On the other hand, the SCO is inclusive, respectful of different opinions and cultures, does not impose economic or democratic criteria on applicants, and comes across as a democratic inter-governmental organization that does not have a top-down power structure like NATO.

Finally, and perhaps most importantly, the members of SCO are not considering leaving the organization, unlike some NATO members such as France, which has already exited NATO once, in 1966, and a sizeable number of its population and politicians would like to see it happen again. Hungary is also reassessing its level of participation in NATO due to its disagreement on the war in Ukraine, and so is Turkey.

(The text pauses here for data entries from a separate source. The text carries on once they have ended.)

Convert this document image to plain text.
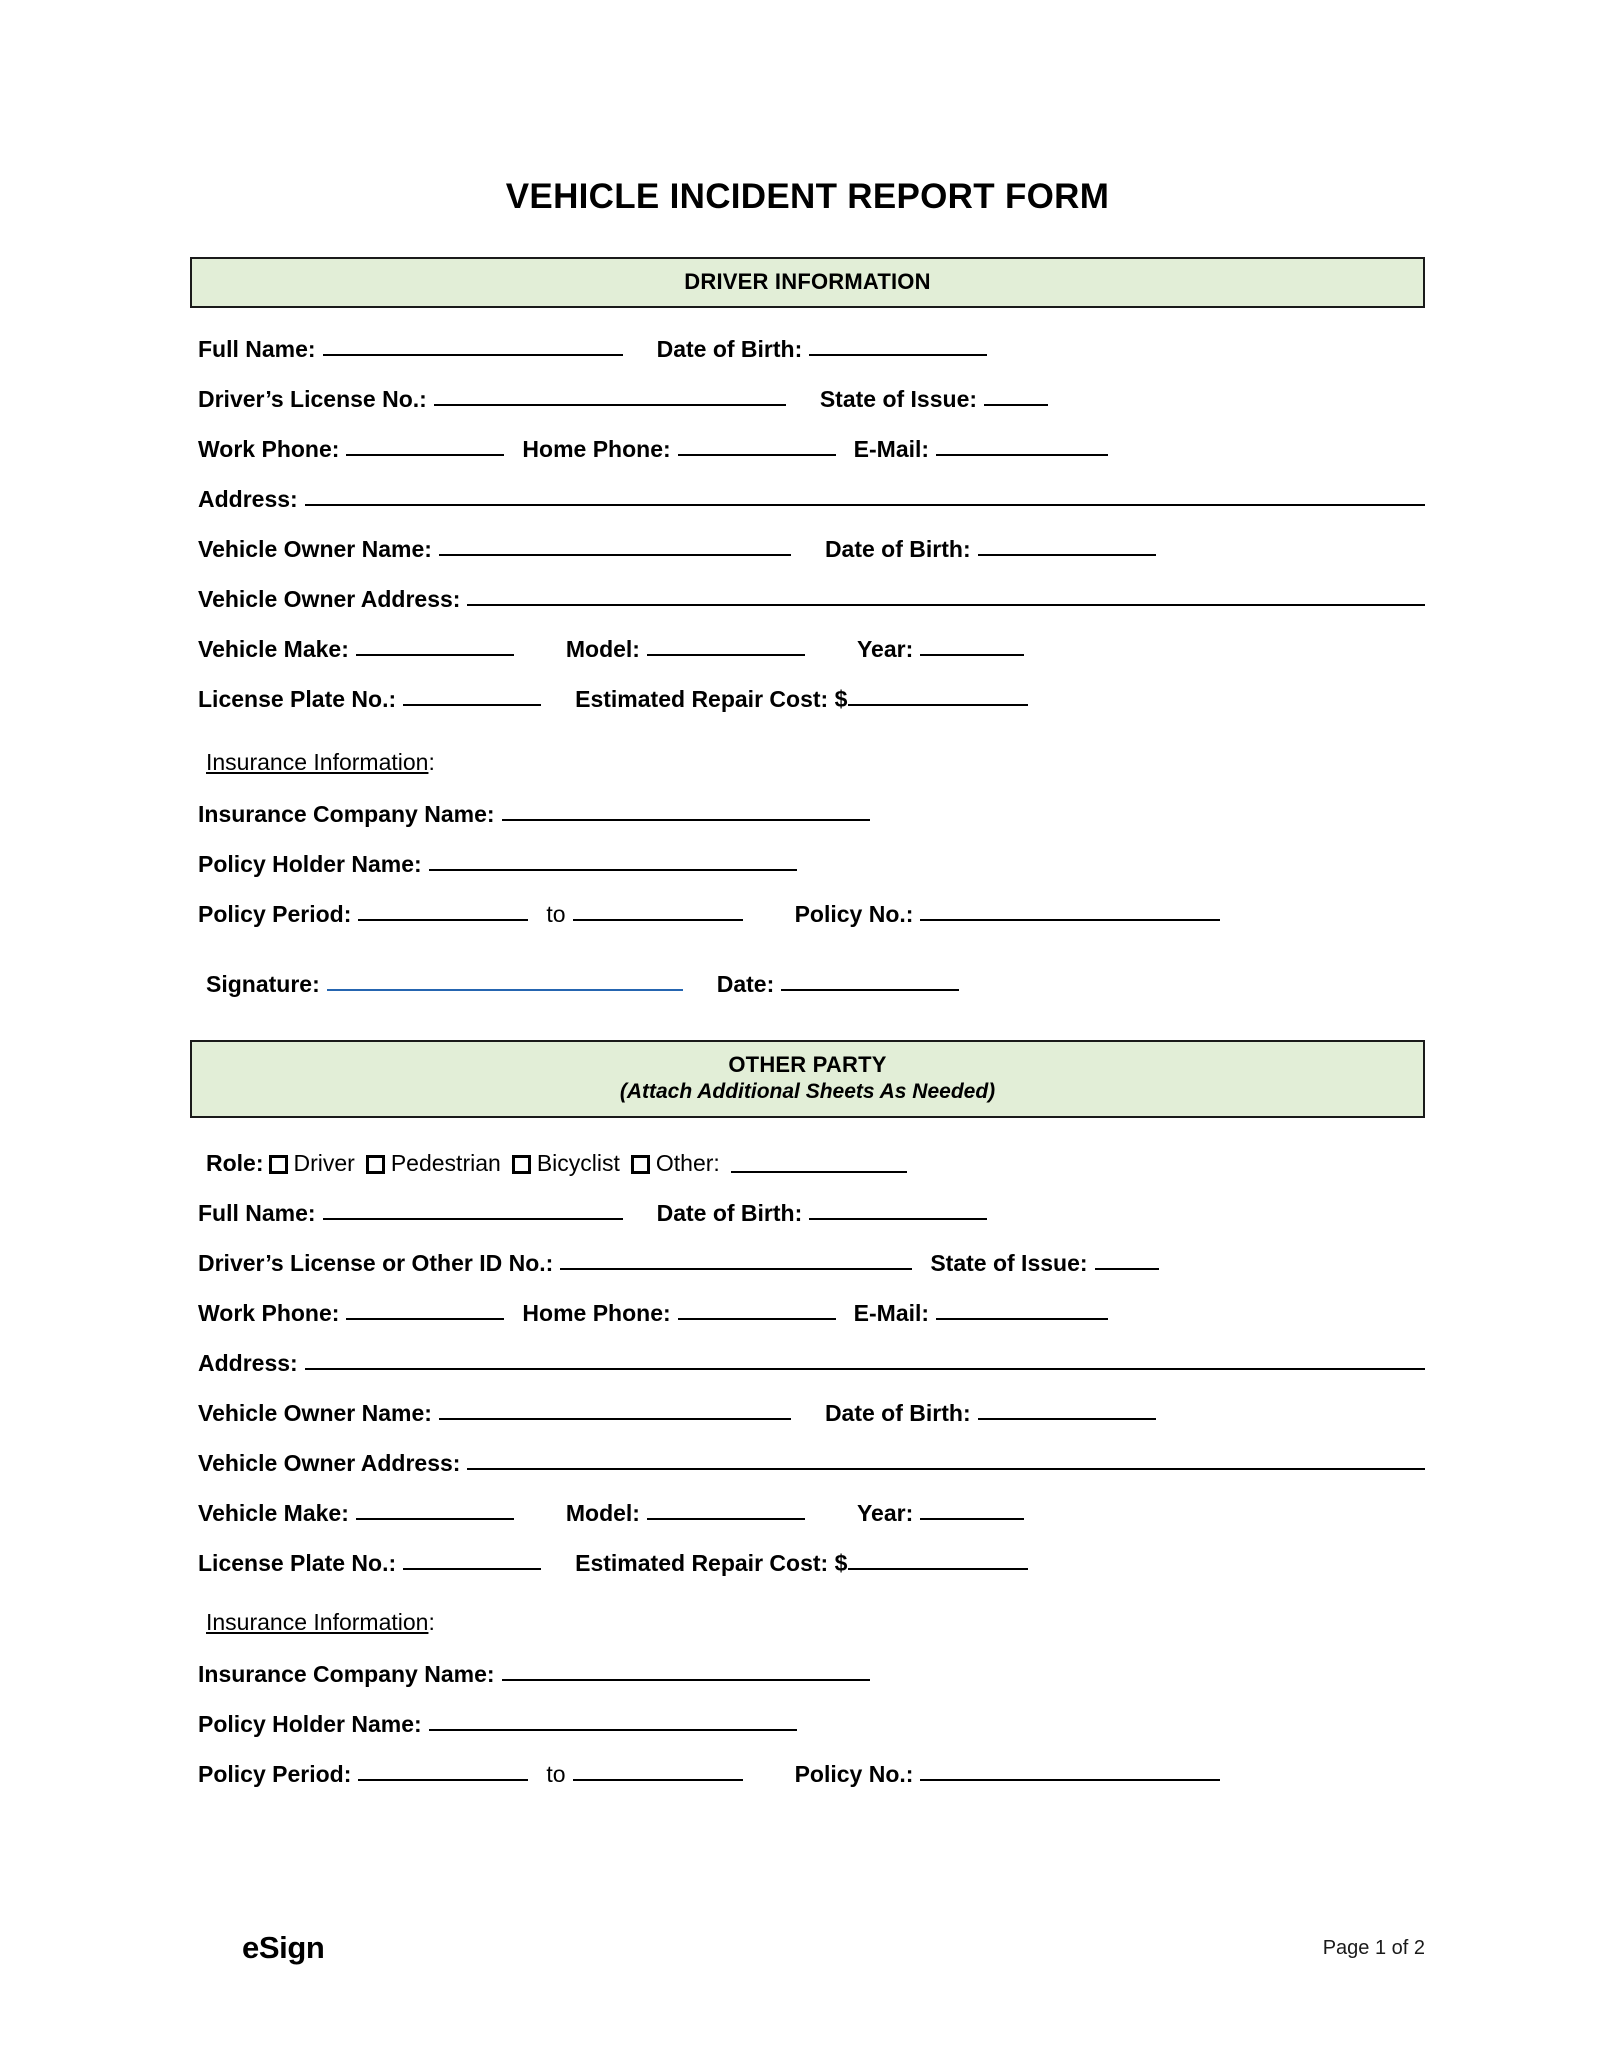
VEHICLE INCIDENT REPORT FORM
DRIVER INFORMATION
Full Name:	Date of Birth:
Driver’s License No.:	State of Issue:
Work Phone:	Home Phone:	E-Mail:
Address:
Vehicle Owner Name:	Date of Birth:
Vehicle Owner Address:
Vehicle Make:	Model:	Year:
License Plate No.:	Estimated Repair Cost: $
Insurance Information:
Insurance Company Name:
Policy Holder Name:
Policy Period:	to	Policy No.:
Signature:	Date:
OTHER PARTY
(Attach Additional Sheets As Needed)
Role: Driver Pedestrian Bicyclist Other:
Full Name:	Date of Birth:
Driver’s License or Other ID No.:	State of Issue:
Work Phone:	Home Phone:	E-Mail:
Address:
Vehicle Owner Name:	Date of Birth:
Vehicle Owner Address:
Vehicle Make:	Model:	Year:
License Plate No.:	Estimated Repair Cost: $
Insurance Information:
Insurance Company Name:
Policy Holder Name:
Policy Period:	to	Policy No.:
eSign	Page 1 of 2
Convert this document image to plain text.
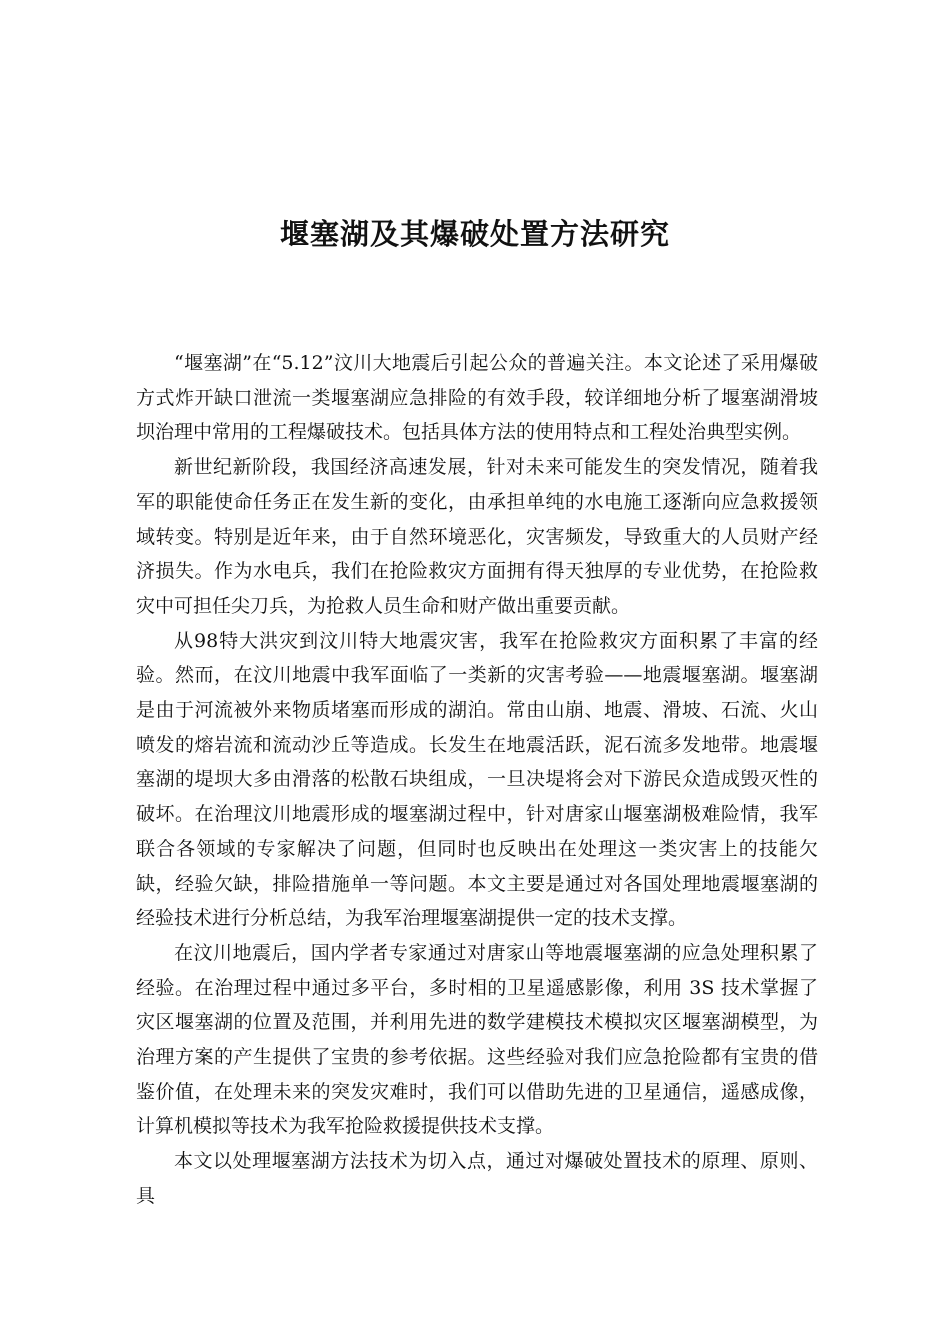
堰塞湖及其爆破处置方法研究

“堰塞湖”在“5.12”汶川大地震后引起公众的普遍关注。本文论述了采用爆破方式炸开缺口泄流一类堰塞湖应急排险的有效手段，较详细地分析了堰塞湖滑坡坝治理中常用的工程爆破技术。包括具体方法的使用特点和工程处治典型实例。

新世纪新阶段，我国经济高速发展，针对未来可能发生的突发情况，随着我军的职能使命任务正在发生新的变化，由承担单纯的水电施工逐渐向应急救援领域转变。特别是近年来，由于自然环境恶化，灾害频发，导致重大的人员财产经济损失。作为水电兵，我们在抢险救灾方面拥有得天独厚的专业优势，在抢险救灾中可担任尖刀兵，为抢救人员生命和财产做出重要贡献。

从98特大洪灾到汶川特大地震灾害，我军在抢险救灾方面积累了丰富的经验。然而，在汶川地震中我军面临了一类新的灾害考验——地震堰塞湖。堰塞湖是由于河流被外来物质堵塞而形成的湖泊。常由山崩、地震、滑坡、石流、火山喷发的熔岩流和流动沙丘等造成。长发生在地震活跃，泥石流多发地带。地震堰塞湖的堤坝大多由滑落的松散石块组成，一旦决堤将会对下游民众造成毁灭性的破坏。在治理汶川地震形成的堰塞湖过程中，针对唐家山堰塞湖极难险情，我军联合各领域的专家解决了问题，但同时也反映出在处理这一类灾害上的技能欠缺，经验欠缺，排险措施单一等问题。本文主要是通过对各国处理地震堰塞湖的经验技术进行分析总结，为我军治理堰塞湖提供一定的技术支撑。

在汶川地震后，国内学者专家通过对唐家山等地震堰塞湖的应急处理积累了经验。在治理过程中通过多平台，多时相的卫星遥感影像，利用 3S 技术掌握了灾区堰塞湖的位置及范围，并利用先进的数学建模技术模拟灾区堰塞湖模型，为治理方案的产生提供了宝贵的参考依据。这些经验对我们应急抢险都有宝贵的借鉴价值，在处理未来的突发灾难时，我们可以借助先进的卫星通信，遥感成像，计算机模拟等技术为我军抢险救援提供技术支撑。

本文以处理堰塞湖方法技术为切入点，通过对爆破处置技术的原理、原则、具
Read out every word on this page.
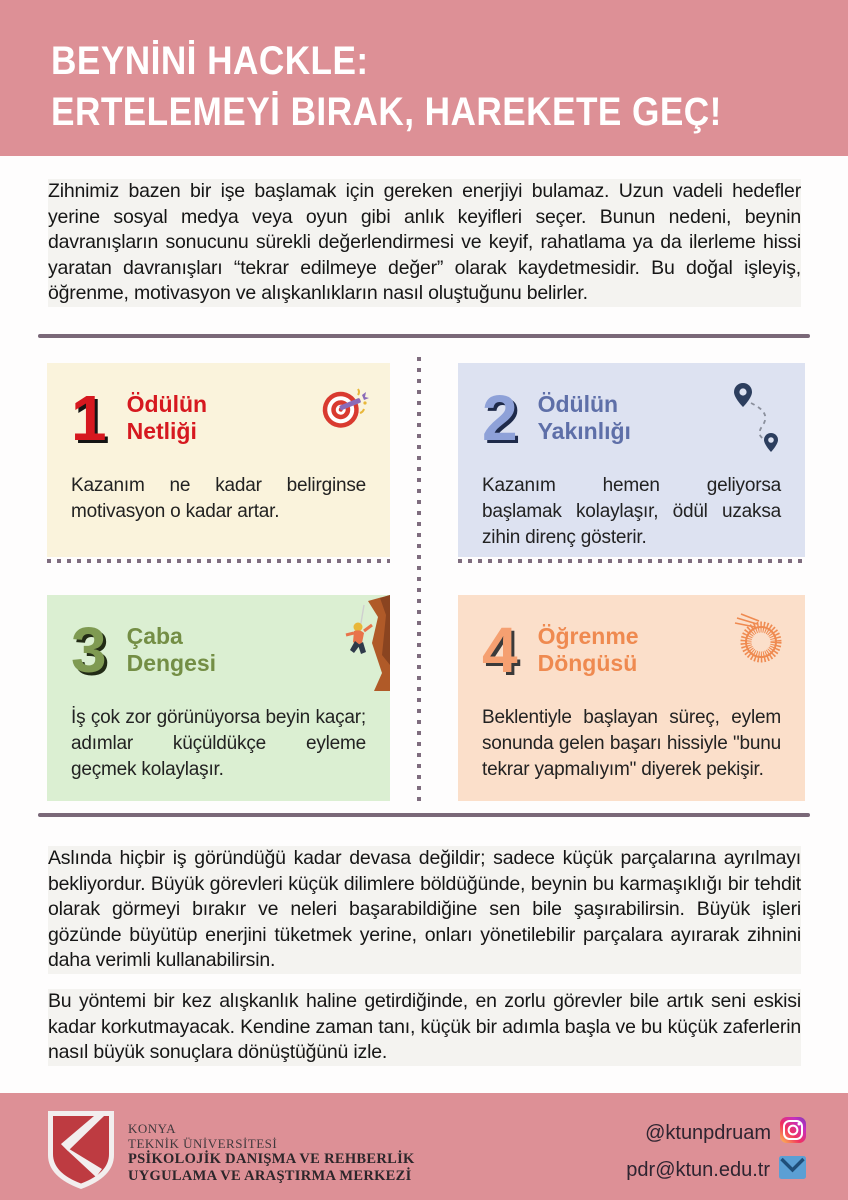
BEYNİNİ HACKLE:
ERTELEMEYİ BIRAK, HAREKETE GEÇ!

Zihnimiz bazen bir işe başlamak için gereken enerjiyi bulamaz. Uzun vadeli hedefler yerine sosyal medya veya oyun gibi anlık keyifleri seçer. Bunun nedeni, beynin davranışların sonucunu sürekli değerlendirmesi ve keyif, rahatlama ya da ilerleme hissi yaratan davranışları “tekrar edilmeye değer” olarak kaydetmesidir. Bu doğal işleyiş, öğrenme, motivasyon ve alışkanlıkların nasıl oluştuğunu belirler.

1 Ödülün Netliği

Kazanım ne kadar belirginse motivasyon o kadar artar.

2 Ödülün Yakınlığı

Kazanım hemen geliyorsa başlamak kolaylaşır, ödül uzaksa zihin direnç gösterir.

3 Çaba Dengesi

İş çok zor görünüyorsa beyin kaçar; adımlar küçüldükçe eyleme geçmek kolaylaşır.

4 Öğrenme Döngüsü

Beklentiyle başlayan süreç, eylem sonunda gelen başarı hissiyle "bunu tekrar yapmalıyım" diyerek pekişir.

Aslında hiçbir iş göründüğü kadar devasa değildir; sadece küçük parçalarına ayrılmayı bekliyordur. Büyük görevleri küçük dilimlere böldüğünde, beynin bu karmaşıklığı bir tehdit olarak görmeyi bırakır ve neleri başarabildiğine sen bile şaşırabilirsin. Büyük işleri gözünde büyütüp enerjini tüketmek yerine, onları yönetilebilir parçalara ayırarak zihnini daha verimli kullanabilirsin.

Bu yöntemi bir kez alışkanlık haline getirdiğinde, en zorlu görevler bile artık seni eskisi kadar korkutmayacak. Kendine zaman tanı, küçük bir adımla başla ve bu küçük zaferlerin nasıl büyük sonuçlara dönüştüğünü izle.

KONYA
TEKNİK ÜNİVERSİTESİ
PSİKOLOJİK DANIŞMA VE REHBERLİK
UYGULAMA VE ARAŞTIRMA MERKEZİ
@ktunpdruam
pdr@ktun.edu.tr
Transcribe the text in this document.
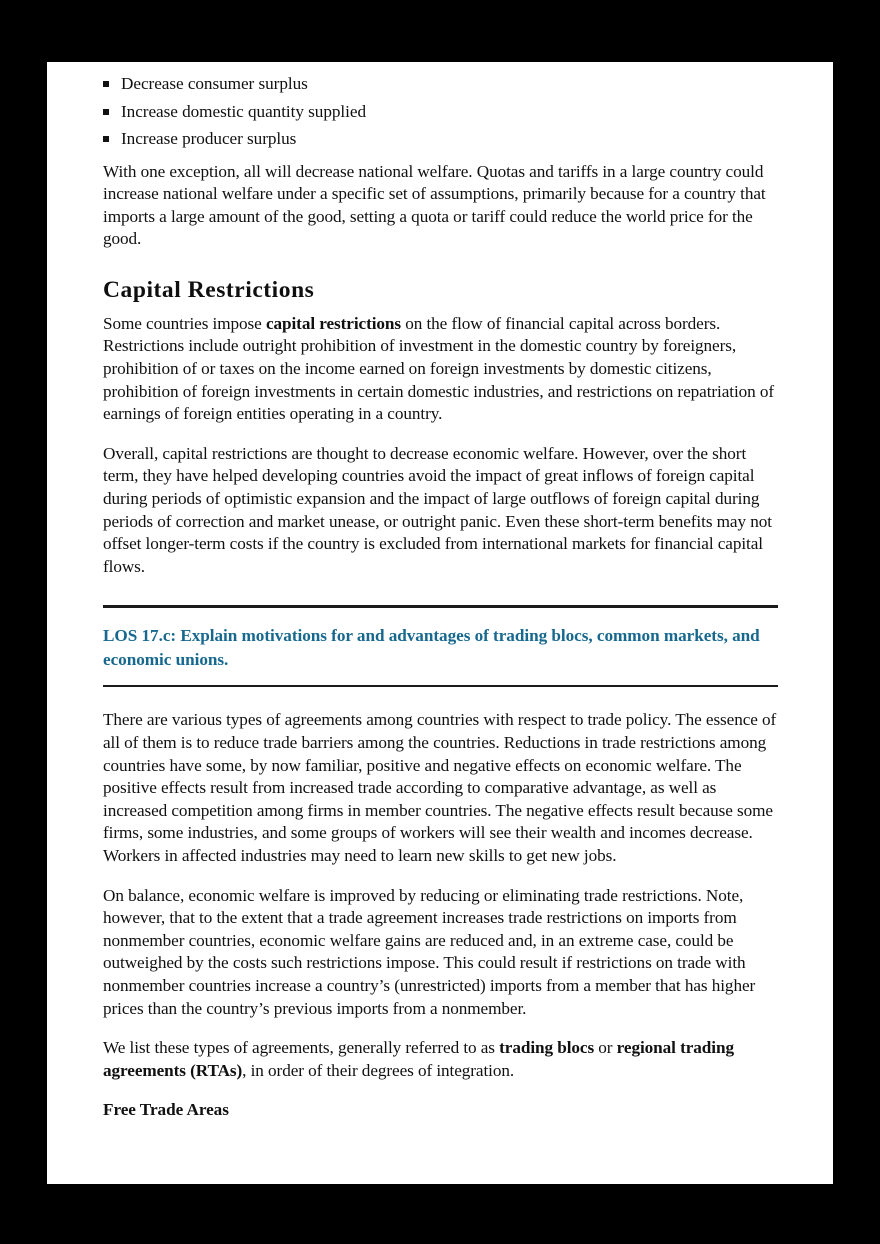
Decrease consumer surplus
Increase domestic quantity supplied
Increase producer surplus

With one exception, all will decrease national welfare. Quotas and tariffs in a large country could increase national welfare under a specific set of assumptions, primarily because for a country that imports a large amount of the good, setting a quota or tariff could reduce the world price for the good.

Capital Restrictions

Some countries impose capital restrictions on the flow of financial capital across borders. Restrictions include outright prohibition of investment in the domestic country by foreigners, prohibition of or taxes on the income earned on foreign investments by domestic citizens, prohibition of foreign investments in certain domestic industries, and restrictions on repatriation of earnings of foreign entities operating in a country.

Overall, capital restrictions are thought to decrease economic welfare. However, over the short term, they have helped developing countries avoid the impact of great inflows of foreign capital during periods of optimistic expansion and the impact of large outflows of foreign capital during periods of correction and market unease, or outright panic. Even these short-term benefits may not offset longer-term costs if the country is excluded from international markets for financial capital flows.

LOS 17.c: Explain motivations for and advantages of trading blocs, common markets, and economic unions.

There are various types of agreements among countries with respect to trade policy. The essence of all of them is to reduce trade barriers among the countries. Reductions in trade restrictions among countries have some, by now familiar, positive and negative effects on economic welfare. The positive effects result from increased trade according to comparative advantage, as well as increased competition among firms in member countries. The negative effects result because some firms, some industries, and some groups of workers will see their wealth and incomes decrease. Workers in affected industries may need to learn new skills to get new jobs.

On balance, economic welfare is improved by reducing or eliminating trade restrictions. Note, however, that to the extent that a trade agreement increases trade restrictions on imports from nonmember countries, economic welfare gains are reduced and, in an extreme case, could be outweighed by the costs such restrictions impose. This could result if restrictions on trade with nonmember countries increase a country’s (unrestricted) imports from a member that has higher prices than the country’s previous imports from a nonmember.

We list these types of agreements, generally referred to as trading blocs or regional trading agreements (RTAs), in order of their degrees of integration.

Free Trade Areas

This trend, which we can imagine would see some NATO members soon becoming SCO candidates, with or without leaving NATO, could tip the balance of power between an aggressive, exclusive, and outdated NATO on one side and a defensive, inclusive, and timely SCO on the other side, with the latter neutralizing the former.

 

Laurent Michelon is a former diplomat, advertising executive, and entrepreneur who has worked for 25 years in Greater China. He is also a seasoned advisor to European companies for their expansion projects in China and to Chinese corporations for their European investment projects. He is the author of "Understanding the Relation between China and the West," published in France in 2022 and released in its Chinese version 理解中国与西方的关系 in July 2024.

The views do not necessarily reflect those of DotDotNews.